Сирена подхватила свои тяжелые юбки и почти бегом последовала за Калебом вниз по лестнице.
— Останься в коридоре и смотри, чтобы никто из слуг не вошел сюда, — прошептала она, прислонив ухо к тяжелой двери.
— Хорошо, Сирена!
Глаза мальчика заговорщически блестели.
Прижав руки к груди, она слушала и, улыбаясь, представляла себе, как двое мужчины испепеляли друг друга взглядами.
Говорил Цезарь; его теплый, бархатный голос журчал за толстыми дверями.
— Итак, менеер, вы решили со мной поговорить. О чем, кроме дел, мы можем с вами разговаривать?
— Есть один вопрос… Это касается моей жены. Мне известно, дон Цезарь, какой вы распутник. И потому желательно, чтобы вы держались от Сирены подальше. Она очень уязвима, в настоящий момент она в трауре и желает все свое время посвятить молитвам. А вы, сеньор, преследуете ее и делаете меня посмешищем всей Батавии, — Риган грозно кашлянул. — Она, конечно, слишком благовоспитанна и не может прямо сказать вам, чтобы вы оставили ее в покое, и потому я обязан сделать это за нее. Итак, невзирая на то, что вы ее соотечественник, я предупреждаю вас: держитесь от нее подальше начиная с сегодняшнего дня!
После паузы заговорил Цезарь.
— Это Сирена… сказала вам, что я «преследую» ее? — вкрадчиво спросил испанец. — Уверен, что нет. Наоборот, смею вас заверить, в действительности она благосклонно относится к моему… ухаживанию.
— Вы хотите сказать, что спали с моей женой?! — взревел Риган.

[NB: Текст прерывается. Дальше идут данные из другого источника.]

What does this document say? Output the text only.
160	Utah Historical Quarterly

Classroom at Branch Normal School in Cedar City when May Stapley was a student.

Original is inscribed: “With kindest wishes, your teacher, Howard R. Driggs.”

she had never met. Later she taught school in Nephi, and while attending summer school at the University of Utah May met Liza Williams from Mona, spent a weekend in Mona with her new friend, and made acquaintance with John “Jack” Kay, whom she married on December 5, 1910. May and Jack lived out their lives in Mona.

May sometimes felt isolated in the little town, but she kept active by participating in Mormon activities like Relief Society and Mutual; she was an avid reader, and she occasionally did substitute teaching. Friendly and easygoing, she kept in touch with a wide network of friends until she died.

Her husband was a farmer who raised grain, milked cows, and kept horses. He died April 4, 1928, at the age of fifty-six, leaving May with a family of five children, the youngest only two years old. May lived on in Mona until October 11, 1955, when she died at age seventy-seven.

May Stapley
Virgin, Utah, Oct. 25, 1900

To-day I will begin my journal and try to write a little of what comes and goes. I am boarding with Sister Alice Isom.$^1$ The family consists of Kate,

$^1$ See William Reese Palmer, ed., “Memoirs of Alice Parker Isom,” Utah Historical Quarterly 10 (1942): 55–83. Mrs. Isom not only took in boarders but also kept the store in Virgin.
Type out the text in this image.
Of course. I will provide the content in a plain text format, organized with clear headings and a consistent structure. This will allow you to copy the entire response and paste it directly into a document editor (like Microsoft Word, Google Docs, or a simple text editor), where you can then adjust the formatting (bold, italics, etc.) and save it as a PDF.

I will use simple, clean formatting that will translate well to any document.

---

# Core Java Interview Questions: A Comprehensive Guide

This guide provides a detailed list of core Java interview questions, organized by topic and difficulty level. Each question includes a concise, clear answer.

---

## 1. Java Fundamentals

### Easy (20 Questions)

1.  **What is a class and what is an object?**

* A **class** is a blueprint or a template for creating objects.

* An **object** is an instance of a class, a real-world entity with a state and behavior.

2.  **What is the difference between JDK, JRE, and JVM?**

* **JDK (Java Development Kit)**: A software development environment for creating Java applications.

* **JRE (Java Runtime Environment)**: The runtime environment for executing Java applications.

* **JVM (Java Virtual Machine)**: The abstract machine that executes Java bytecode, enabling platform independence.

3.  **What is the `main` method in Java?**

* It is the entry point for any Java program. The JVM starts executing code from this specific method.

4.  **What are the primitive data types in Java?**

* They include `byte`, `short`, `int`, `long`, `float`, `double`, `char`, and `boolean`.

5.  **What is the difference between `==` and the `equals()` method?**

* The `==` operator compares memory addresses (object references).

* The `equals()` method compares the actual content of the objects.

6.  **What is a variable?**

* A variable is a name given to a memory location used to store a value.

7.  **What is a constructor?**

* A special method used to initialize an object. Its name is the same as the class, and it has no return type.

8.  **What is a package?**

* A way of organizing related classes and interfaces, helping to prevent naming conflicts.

— Менеер, прошу вас! Мы… мы, испанцы, воспитаны совсем не так, как вы, голландцы. Ни один уважающий себя испанец не позволит себе бросить тень на доброе имя женщины, тем более замужней. И ни один испанец не признался бы… если бы что-то и было на самом деле. Однако могу вас заверить, что мое ухаживание за вашей прекрасной супругой не зашло так далеко! — затем он быстро добавил: — Хотя, почему это вас так волнует, Риган? Вы сами ведете довольно распутный образ жизни. Что для вас значат мои чувства к вашей жене? Ручаюсь, вы завоевали сердца всех дам от Суматры до Гвинеи, — Цезарь тихо засмеялся. — Вы переспали со всеми женщинами, которые могут держаться на ногах без подпорок. Но советую вам быть осторожнее, Риган, — предупредил испанец, — эти яванские красавицы прекрасно разбираются в ядах и способны отравить любовника, если он их чем-либо не устроит.
— Это вы говорите мне, что я покоряю сердца от Суматры до Гвинеи? Побойтесь Бога, Цезарь! Кто, как не вы, всегда следовал за мной по пятам, подбирая то, что осталось!
Дон Цезарь Альварес громко хмыкнул.
— Даже если бы это и было так… Но между нами есть разница: я действую с осторожностью, а не шагаю, как слон, оставляющий повсюду свои следы. Мы, испанцы, никогда не запятнаем имя женщины, будь она знатная дама или простая шлюха.
— Скажите на милость! — насмешливо воскликнул Риган.
Сирена услышала звук отодвигаемого стула и поняла, что муж поднялся на ноги. Должно быть, Цезарь иронически наблюдает, как голландец вышагивает взад-вперед по роскошному ковру.
— Ну хватит об этом! — наконец подытожил ван дер Рис. — Я повторяю то, что сказал ранее: оставьте мою жену в покое!
— А я говорю вам, Риган, что она сама должна решать. А кроме того, красивая женщина не может все время сидеть дома! Если ей захочется навестить меня… Однако я согласен: пора прекратить эту болтовню. Ваши супружеские проблемы вы должны решать сами, и мне кажется некорректным обсуждение этого вопроса.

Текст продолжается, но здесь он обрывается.